What is he best known for?
The fields of study he is best known for:
Cell biology, Biochemistry, Schizosaccharomyces pombe, Spindle checkpoint and Microtubule are his primary areas of study.
He works on Cell biology which deals in particular with Mitosis.
In the subject of general Biochemistry, his work in Yeast, Transcription factor, Protein kinase A and Autophagy-related protein 13 is often linked to Ras2, thereby combining diverse domains of study.
His Schizosaccharomyces pombe research incorporates elements of Plasmid and ATF1.
His work deals with themes such as Kinesin 8, Mad2 and Spindle pole body, which intersect with Spindle checkpoint.
His Microtubule research includes elements of Regulator, Regulatory molecules, Interphase and Function.
His most cited work include:
- Mutations in Dynein Link Motor Neuron Degeneration to Defects in Retrograde Transport (601 citations)
- THE ATF1 TRANSCRIPTION FACTOR IS A TARGET FOR THE STY1 STRESS-ACTIVATED MAP KINASE PATHWAY IN FISSION YEAST (315 citations)
- Regulation of the fission yeast transcription factor Pap1 by oxidative stress: requirement for the nuclear export factor Crm1 (Exportin) and the stress-activated MAP kinase Sty1/Spc1 (270 citations)

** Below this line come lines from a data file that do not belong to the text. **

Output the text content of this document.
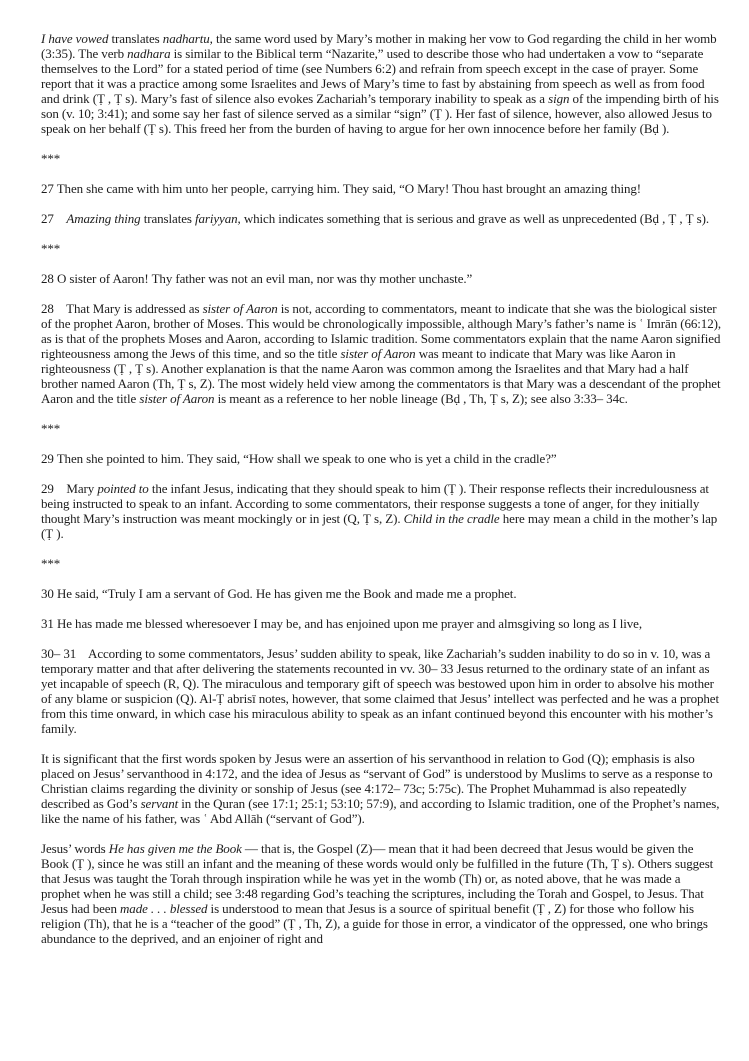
I have vowed translates nadhartu, the same word used by Mary’s mother in making her vow to God regarding the child in her womb (3:35). The verb nadhara is similar to the Biblical term “Nazarite,” used to describe those who had undertaken a vow to “separate themselves to the Lord” for a stated period of time (see Numbers 6:2) and refrain from speech except in the case of prayer. Some report that it was a practice among some Israelites and Jews of Mary’s time to fast by abstaining from speech as well as from food and drink (Ṭ , Ṭ s). Mary’s fast of silence also evokes Zachariah’s temporary inability to speak as a sign of the impending birth of his son (v. 10; 3:41); and some say her fast of silence served as a similar “sign” (Ṭ ). Her fast of silence, however, also allowed Jesus to speak on her behalf (Ṭ s). This freed her from the burden of having to argue for her own innocence before her family (Bḍ ).

***

27 Then she came with him unto her people, carrying him. They said, “O Mary! Thou hast brought an amazing thing!

27    Amazing thing translates fariyyan, which indicates something that is serious and grave as well as unprecedented (Bḍ , Ṭ , Ṭ s).

***

28 O sister of Aaron! Thy father was not an evil man, nor was thy mother unchaste.”

28    That Mary is addressed as sister of Aaron is not, according to commentators, meant to indicate that she was the biological sister of the prophet Aaron, brother of Moses. This would be chronologically impossible, although Mary’s father’s name is ʿ Imrān (66:12), as is that of the prophets Moses and Aaron, according to Islamic tradition. Some commentators explain that the name Aaron signified righteousness among the Jews of this time, and so the title sister of Aaron was meant to indicate that Mary was like Aaron in righteousness (Ṭ , Ṭ s). Another explanation is that the name Aaron was common among the Israelites and that Mary had a half brother named Aaron (Th, Ṭ s, Z). The most widely held view among the commentators is that Mary was a descendant of the prophet Aaron and the title sister of Aaron is meant as a reference to her noble lineage (Bḍ , Th, Ṭ s, Z); see also 3:33– 34c.

***

29 Then she pointed to him. They said, “How shall we speak to one who is yet a child in the cradle?”

29    Mary pointed to the infant Jesus, indicating that they should speak to him (Ṭ ). Their response reflects their incredulousness at being instructed to speak to an infant. According to some commentators, their response suggests a tone of anger, for they initially thought Mary’s instruction was meant mockingly or in jest (Q, Ṭ s, Z). Child in the cradle here may mean a child in the mother’s lap (Ṭ ).

***

30 He said, “Truly I am a servant of God. He has given me the Book and made me a prophet.

31 He has made me blessed wheresoever I may be, and has enjoined upon me prayer and almsgiving so long as I live,

30– 31    According to some commentators, Jesus’ sudden ability to speak, like Zachariah’s sudden inability to do so in v. 10, was a temporary matter and that after delivering the statements recounted in vv. 30– 33 Jesus returned to the ordinary state of an infant as yet incapable of speech (R, Q). The miraculous and temporary gift of speech was bestowed upon him in order to absolve his mother of any blame or suspicion (Q). Al-Ṭ abrisī notes, however, that some claimed that Jesus’ intellect was perfected and he was a prophet from this time onward, in which case his miraculous ability to speak as an infant continued beyond this encounter with his mother’s family.

It is significant that the first words spoken by Jesus were an assertion of his servanthood in relation to God (Q); emphasis is also placed on Jesus’ servanthood in 4:172, and the idea of Jesus as “servant of God” is understood by Muslims to serve as a response to Christian claims regarding the divinity or sonship of Jesus (see 4:172– 73c; 5:75c). The Prophet Muhammad is also repeatedly described as God’s servant in the Quran (see 17:1; 25:1; 53:10; 57:9), and according to Islamic tradition, one of the Prophet’s names, like the name of his father, was ʿ Abd Allāh (“servant of God”).

Jesus’ words He has given me the Book — that is, the Gospel (Z)— mean that it had been decreed that Jesus would be given the Book (Ṭ ), since he was still an infant and the meaning of these words would only be fulfilled in the future (Th, Ṭ s). Others suggest that Jesus was taught the Torah through inspiration while he was yet in the womb (Th) or, as noted above, that he was made a prophet when he was still a child; see 3:48 regarding God’s teaching the scriptures, including the Torah and Gospel, to Jesus. That Jesus had been made . . . blessed is understood to mean that Jesus is a source of spiritual benefit (Ṭ , Z) for those who follow his religion (Th), that he is a “teacher of the good” (Ṭ , Th, Z), a guide for those in error, a vindicator of the oppressed, one who brings abundance to the deprived, and an enjoiner of right and
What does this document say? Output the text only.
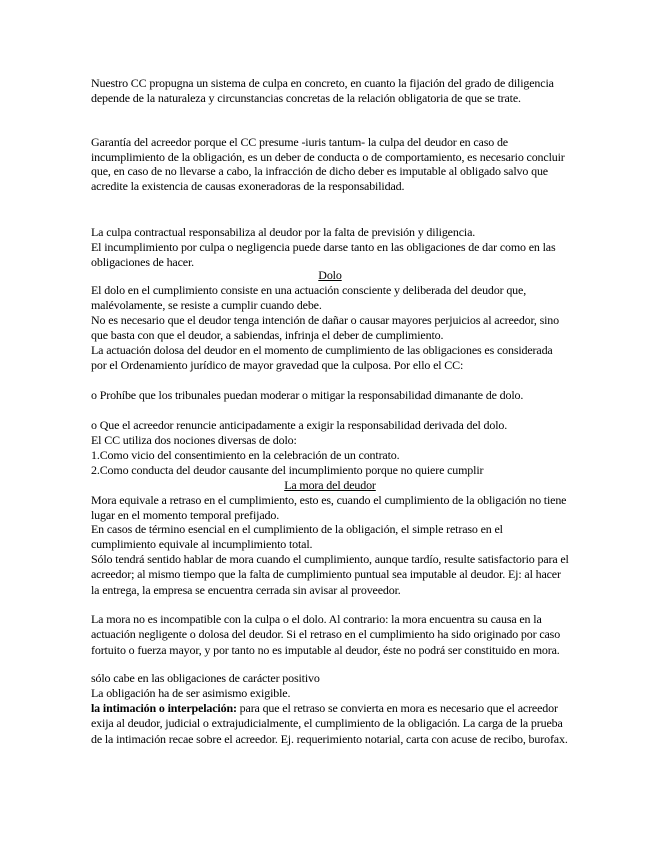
Nuestro CC propugna un sistema de culpa en concreto, en cuanto la fijación del grado de diligencia depende de la naturaleza y circunstancias concretas de la relación obligatoria de que se trate.

Garantía del acreedor porque el CC presume -iuris tantum- la culpa del deudor en caso de incumplimiento de la obligación, es un deber de conducta o de comportamiento, es necesario concluir que, en caso de no llevarse a cabo, la infracción de dicho deber es imputable al obligado salvo que acredite la existencia de causas exoneradoras de la responsabilidad.

La culpa contractual responsabiliza al deudor por la falta de previsión y diligencia.

El incumplimiento por culpa o negligencia puede darse tanto en las obligaciones de dar como en las obligaciones de hacer.

Dolo

El dolo en el cumplimiento consiste en una actuación consciente y deliberada del deudor que, malévolamente, se resiste a cumplir cuando debe.

No es necesario que el deudor tenga intención de dañar o causar mayores perjuicios al acreedor, sino que basta con que el deudor, a sabiendas, infrinja el deber de cumplimiento.

La actuación dolosa del deudor en el momento de cumplimiento de las obligaciones es considerada por el Ordenamiento jurídico de mayor gravedad que la culposa. Por ello el CC:

o Prohíbe que los tribunales puedan moderar o mitigar la responsabilidad dimanante de dolo.

o Que el acreedor renuncie anticipadamente a exigir la responsabilidad derivada del dolo.

El CC utiliza dos nociones diversas de dolo:

1.Como vicio del consentimiento en la celebración de un contrato.

2.Como conducta del deudor causante del incumplimiento porque no quiere cumplir

La mora del deudor

Mora equivale a retraso en el cumplimiento, esto es, cuando el cumplimiento de la obligación no tiene lugar en el momento temporal prefijado.

En casos de término esencial en el cumplimiento de la obligación, el simple retraso en el cumplimiento equivale al incumplimiento total.

Sólo tendrá sentido hablar de mora cuando el cumplimiento, aunque tardío, resulte satisfactorio para el acreedor; al mismo tiempo que la falta de cumplimiento puntual sea imputable al deudor. Ej: al hacer la entrega, la empresa se encuentra cerrada sin avisar al proveedor.

La mora no es incompatible con la culpa o el dolo. Al contrario: la mora encuentra su causa en la actuación negligente o dolosa del deudor. Si el retraso en el cumplimiento ha sido originado por caso fortuito o fuerza mayor, y por tanto no es imputable al deudor, éste no podrá ser constituido en mora.

sólo cabe en las obligaciones de carácter positivo

La obligación ha de ser asimismo exigible.

la intimación o interpelación: para que el retraso se convierta en mora es necesario que el acreedor exija al deudor, judicial o extrajudicialmente, el cumplimiento de la obligación. La carga de la prueba de la intimación recae sobre el acreedor. Ej. requerimiento notarial, carta con acuse de recibo, burofax.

What are the main themes of his work throughout his whole career to date?
His scientific interests lie mostly in Cell biology, Mitosis, Microtubule, Spindle pole body and Spindle apparatus.
Takashi Toda has included themes like Spindle checkpoint, Mutant, Centrosome and Yeast in his Cell biology study.

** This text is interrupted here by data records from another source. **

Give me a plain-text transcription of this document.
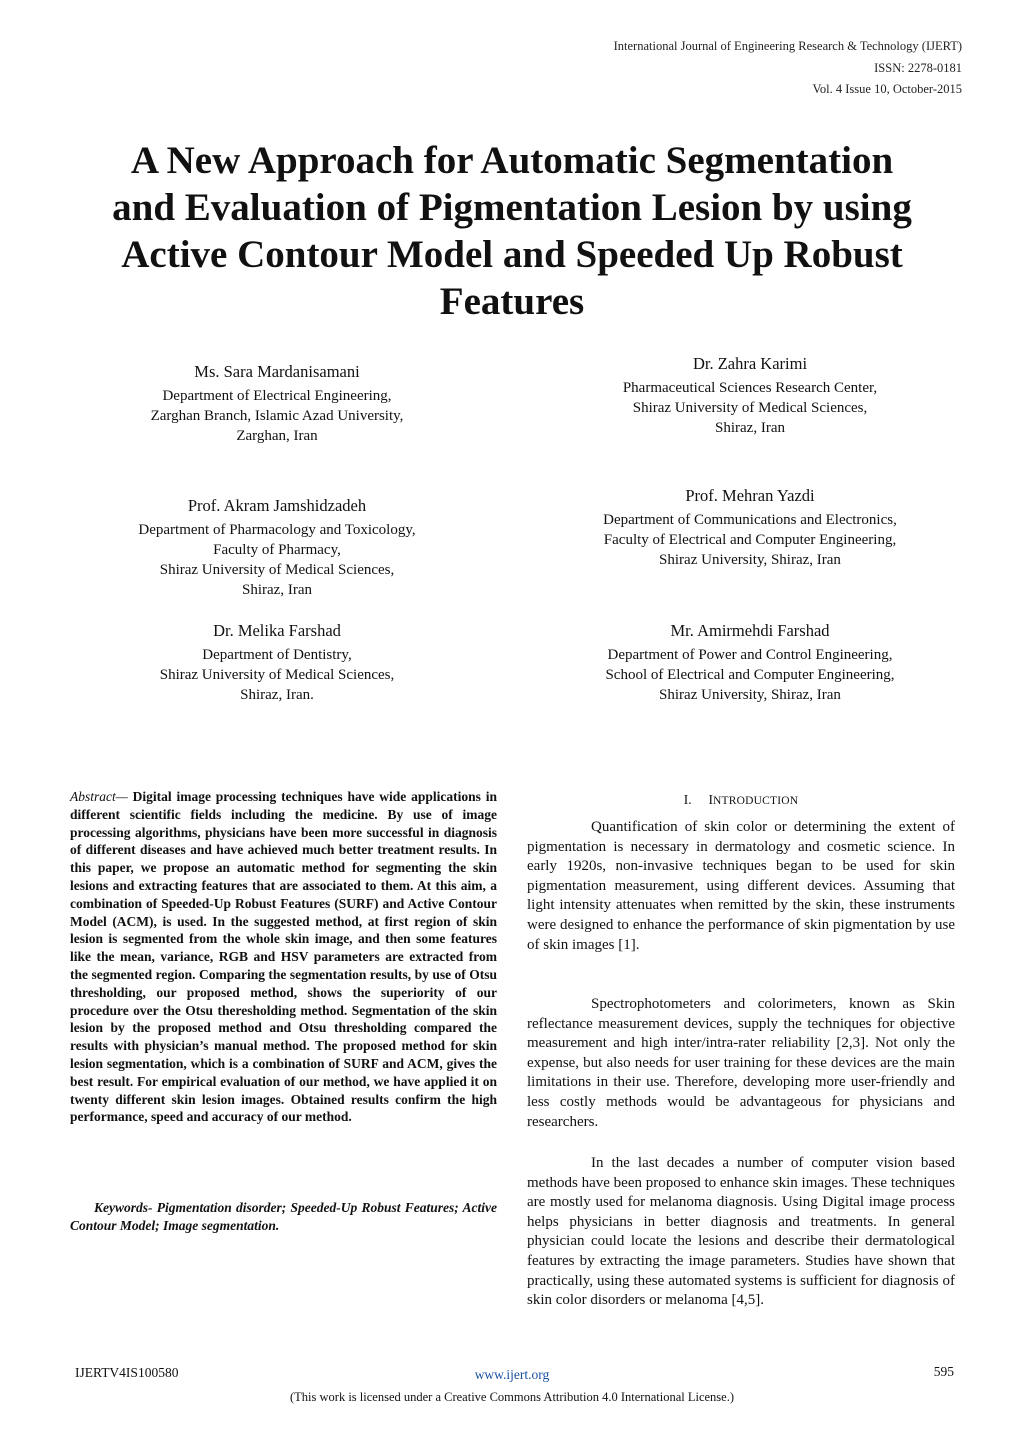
International Journal of Engineering Research & Technology (IJERT)
ISSN: 2278-0181
Vol. 4 Issue 10, October-2015
A New Approach for Automatic Segmentation
and Evaluation of Pigmentation Lesion by using
Active Contour Model and Speeded Up Robust
Features
Ms. Sara Mardanisamani
Department of Electrical Engineering,
Zarghan Branch, Islamic Azad University,
Zarghan, Iran
Dr. Zahra Karimi
Pharmaceutical Sciences Research Center,
Shiraz University of Medical Sciences,
Shiraz, Iran
Prof. Akram Jamshidzadeh
Department of Pharmacology and Toxicology,
Faculty of Pharmacy,
Shiraz University of Medical Sciences,
Shiraz, Iran
Prof. Mehran Yazdi
Department of Communications and Electronics,
Faculty of Electrical and Computer Engineering,
Shiraz University, Shiraz, Iran
Dr. Melika Farshad
Department of Dentistry,
Shiraz University of Medical Sciences,
Shiraz, Iran.
Mr. Amirmehdi Farshad
Department of Power and Control Engineering,
School of Electrical and Computer Engineering,
Shiraz University, Shiraz, Iran
Abstract— Digital image processing techniques have wide applications in different scientific fields including the medicine. By use of image processing algorithms, physicians have been more successful in diagnosis of different diseases and have achieved much better treatment results. In this paper, we propose an automatic method for segmenting the skin lesions and extracting features that are associated to them. At this aim, a combination of Speeded-Up Robust Features (SURF) and Active Contour Model (ACM), is used. In the suggested method, at first region of skin lesion is segmented from the whole skin image, and then some features like the mean, variance, RGB and HSV parameters are extracted from the segmented region. Comparing the segmentation results, by use of Otsu thresholding, our proposed method, shows the superiority of our procedure over the Otsu theresholding method. Segmentation of the skin lesion by the proposed method and Otsu thresholding compared the results with physician’s manual method. The proposed method for skin lesion segmentation, which is a combination of SURF and ACM, gives the best result. For empirical evaluation of our method, we have applied it on twenty different skin lesion images. Obtained results confirm the high performance, speed and accuracy of our method.
Keywords- Pigmentation disorder; Speeded-Up Robust Features; Active Contour Model; Image segmentation.
I. INTRODUCTION

Quantification of skin color or determining the extent of pigmentation is necessary in dermatology and cosmetic science. In early 1920s, non-invasive techniques began to be used for skin pigmentation measurement, using different devices. Assuming that light intensity attenuates when remitted by the skin, these instruments were designed to enhance the performance of skin pigmentation by use of skin images [1].

Spectrophotometers and colorimeters, known as Skin reflectance measurement devices, supply the techniques for objective measurement and high inter/intra-rater reliability [2,3]. Not only the expense, but also needs for user training for these devices are the main limitations in their use. Therefore, developing more user-friendly and less costly methods would be advantageous for physicians and researchers.

In the last decades a number of computer vision based methods have been proposed to enhance skin images. These techniques are mostly used for melanoma diagnosis. Using Digital image process helps physicians in better diagnosis and treatments. In general physician could locate the lesions and describe their dermatological features by extracting the image parameters. Studies have shown that practically, using these automated systems is sufficient for diagnosis of skin color disorders or melanoma [4,5].

IJERTV4IS100580	www.ijert.org	595
(This work is licensed under a Creative Commons Attribution 4.0 International License.)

His work in the fields of Schizosaccharomyces pombe overlaps with other areas such as Temperature sensitive.
His Mitosis study integrates concerns from other disciplines, such as Cytokinesis, Kinesin 8, Anaphase, Ran and Interphase.
His studies examine the connections between Microtubule and genetics, as well as such issues in Microtubule organizing center, with regards to Tubulin complex.
His research investigates the connection between Spindle apparatus and topics such as Microtubule nucleation that intersect with problems in Astral microtubules.
He most often published in these fields:
- Cell biology (78.18%)
- Mitosis (29.09%)
- Microtubule (30.91%)
What were the highlights of his more recent work (between 2013-2021)?
- Cell biology (78.18%)
- Spindle apparatus (23.03%)
- Mitosis (29.09%)
In recent papers he was focusing on the following fields of study:
The scientist’s investigation covers issues in Cell biology, Spindle apparatus, Mitosis, Microtubule and Spindle pole body.
Kinesin is the focus of his Cell biology research.
His research in Mitosis intersects with topics in Kinesin 8, Actin cytoskeleton, Cell division, Mitotic exit and Mitotic catastrophe.
His work carried out in the field of Microtubule brings together such families of science as Anaphase and Spindle elongation.
The study incorporates disciplines such as Spindle checkpoint, Multipolar spindles and Mutant in addition to Spindle pole body.
His work in the fields of Schizosaccharomyces pombe overlaps with other areas such as Temperature sensitive.
Between 2013 and 2021, his most popular works were:
- Regulation of centriolar satellite integrity and its physiology. (72 citations)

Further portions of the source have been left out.